I lean my head back against the seat and close my eyes. I could do something on my phone but I don’t really have any interest. Any friends that I had before are long gone so that takes care of both texting and social media. I don’t have the willpower to play games so that’s out too.
I jolt at knocking on the window, to find my mother glaring into the car at me. I must have fallen asleep for however long she was gone. Leaning across the seat again, I unlock her door and she climbs in, tossing a bag into the back seat and a paper prescription bag into my lap.

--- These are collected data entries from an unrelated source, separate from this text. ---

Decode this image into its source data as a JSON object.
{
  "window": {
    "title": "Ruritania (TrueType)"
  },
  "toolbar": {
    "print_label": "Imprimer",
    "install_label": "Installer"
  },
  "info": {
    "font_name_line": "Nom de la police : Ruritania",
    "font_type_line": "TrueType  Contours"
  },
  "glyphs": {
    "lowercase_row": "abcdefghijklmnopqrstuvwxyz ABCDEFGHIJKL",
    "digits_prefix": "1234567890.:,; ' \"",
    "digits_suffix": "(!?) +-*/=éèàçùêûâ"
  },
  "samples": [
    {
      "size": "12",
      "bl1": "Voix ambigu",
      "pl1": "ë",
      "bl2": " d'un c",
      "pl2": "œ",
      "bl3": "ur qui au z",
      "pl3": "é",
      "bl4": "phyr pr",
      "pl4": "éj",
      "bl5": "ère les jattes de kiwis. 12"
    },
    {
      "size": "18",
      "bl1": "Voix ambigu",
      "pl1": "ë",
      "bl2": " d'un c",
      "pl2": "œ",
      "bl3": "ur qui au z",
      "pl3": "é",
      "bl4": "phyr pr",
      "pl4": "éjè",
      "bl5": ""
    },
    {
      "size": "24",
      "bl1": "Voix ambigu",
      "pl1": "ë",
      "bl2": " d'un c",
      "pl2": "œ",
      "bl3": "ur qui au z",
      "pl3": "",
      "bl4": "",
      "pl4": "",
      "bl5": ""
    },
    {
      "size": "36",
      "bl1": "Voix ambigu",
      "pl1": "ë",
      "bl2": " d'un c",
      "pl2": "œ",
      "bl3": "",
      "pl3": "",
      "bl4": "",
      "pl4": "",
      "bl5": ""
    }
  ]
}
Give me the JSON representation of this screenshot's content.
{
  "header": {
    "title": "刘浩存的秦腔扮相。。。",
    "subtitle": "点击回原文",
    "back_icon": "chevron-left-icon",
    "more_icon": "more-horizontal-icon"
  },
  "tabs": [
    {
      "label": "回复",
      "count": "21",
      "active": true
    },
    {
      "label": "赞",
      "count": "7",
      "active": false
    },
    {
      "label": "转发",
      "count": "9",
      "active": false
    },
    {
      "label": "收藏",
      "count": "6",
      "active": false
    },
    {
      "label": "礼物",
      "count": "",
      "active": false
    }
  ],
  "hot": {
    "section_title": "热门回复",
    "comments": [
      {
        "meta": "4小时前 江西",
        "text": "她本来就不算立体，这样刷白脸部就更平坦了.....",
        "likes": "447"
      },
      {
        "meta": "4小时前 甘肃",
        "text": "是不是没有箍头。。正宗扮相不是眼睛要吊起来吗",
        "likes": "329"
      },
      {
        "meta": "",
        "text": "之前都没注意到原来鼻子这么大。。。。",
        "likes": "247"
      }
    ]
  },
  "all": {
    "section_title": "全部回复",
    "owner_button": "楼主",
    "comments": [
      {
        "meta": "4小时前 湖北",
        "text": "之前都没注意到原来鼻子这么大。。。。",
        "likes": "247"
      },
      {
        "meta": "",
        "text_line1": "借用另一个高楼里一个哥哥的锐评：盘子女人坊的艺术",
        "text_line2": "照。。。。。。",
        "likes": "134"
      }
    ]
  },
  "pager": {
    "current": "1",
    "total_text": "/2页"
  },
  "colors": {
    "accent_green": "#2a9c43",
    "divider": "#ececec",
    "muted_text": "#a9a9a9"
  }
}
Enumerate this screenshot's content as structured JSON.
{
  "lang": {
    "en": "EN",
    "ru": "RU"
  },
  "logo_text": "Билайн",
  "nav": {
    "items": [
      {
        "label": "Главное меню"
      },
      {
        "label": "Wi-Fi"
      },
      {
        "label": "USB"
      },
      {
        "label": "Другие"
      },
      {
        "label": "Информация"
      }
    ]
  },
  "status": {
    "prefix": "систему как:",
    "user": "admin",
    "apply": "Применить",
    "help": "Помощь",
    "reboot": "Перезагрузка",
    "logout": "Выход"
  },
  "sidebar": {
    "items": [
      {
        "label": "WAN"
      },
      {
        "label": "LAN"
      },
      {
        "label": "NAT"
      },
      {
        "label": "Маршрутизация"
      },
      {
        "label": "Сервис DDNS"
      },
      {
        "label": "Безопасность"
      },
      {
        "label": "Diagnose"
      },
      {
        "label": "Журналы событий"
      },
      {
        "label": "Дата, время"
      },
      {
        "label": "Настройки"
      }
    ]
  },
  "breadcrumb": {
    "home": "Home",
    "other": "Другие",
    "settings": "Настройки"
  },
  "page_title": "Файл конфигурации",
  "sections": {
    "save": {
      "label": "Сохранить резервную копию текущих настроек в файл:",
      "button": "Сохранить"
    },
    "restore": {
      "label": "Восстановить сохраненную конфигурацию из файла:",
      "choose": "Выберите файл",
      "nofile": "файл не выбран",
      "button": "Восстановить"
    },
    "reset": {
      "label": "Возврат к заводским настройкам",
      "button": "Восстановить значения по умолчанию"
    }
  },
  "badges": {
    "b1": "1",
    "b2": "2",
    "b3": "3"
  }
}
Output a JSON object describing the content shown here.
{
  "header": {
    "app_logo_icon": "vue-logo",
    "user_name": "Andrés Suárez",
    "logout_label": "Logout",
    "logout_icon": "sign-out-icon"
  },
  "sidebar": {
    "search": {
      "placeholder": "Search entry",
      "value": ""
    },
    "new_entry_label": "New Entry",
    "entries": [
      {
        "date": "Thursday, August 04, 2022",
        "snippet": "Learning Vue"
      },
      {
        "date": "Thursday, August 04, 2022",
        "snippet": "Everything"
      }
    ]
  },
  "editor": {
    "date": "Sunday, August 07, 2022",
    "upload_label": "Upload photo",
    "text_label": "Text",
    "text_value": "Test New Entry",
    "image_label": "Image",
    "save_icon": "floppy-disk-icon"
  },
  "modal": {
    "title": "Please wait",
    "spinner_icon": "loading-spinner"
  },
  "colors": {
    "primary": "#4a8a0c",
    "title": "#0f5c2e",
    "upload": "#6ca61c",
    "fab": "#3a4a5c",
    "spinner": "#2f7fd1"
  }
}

“Happy?” she snaps, and I remain silent. How she stays angry for so long is amazing to me. Just watching it is emotionally exhausting for me, so I don’t know how she lasts. Her brain must be loaded down with a plethora of Energizer batteries to keep going so long.
I take hold of the bag and it crinkles lightly under my grip. The name on it is mine, prescribed specifically for me, so surely taking them is the right choice. Right? I run my fingers over the prescription info. Lexapro. The name alone gives me pause. Will these really help anything?
I’ve already talked mom into getting them, but I’m more unsure of myself at this moment than I’ve been since the incident. Surely Carol knows better than me on all this, seeing as she is the shrink and I’m just a broken girl, somewhat wanting to be fixed, somewhat wanting to remain broken. Clearly, my own judgment on this can’t be trusted.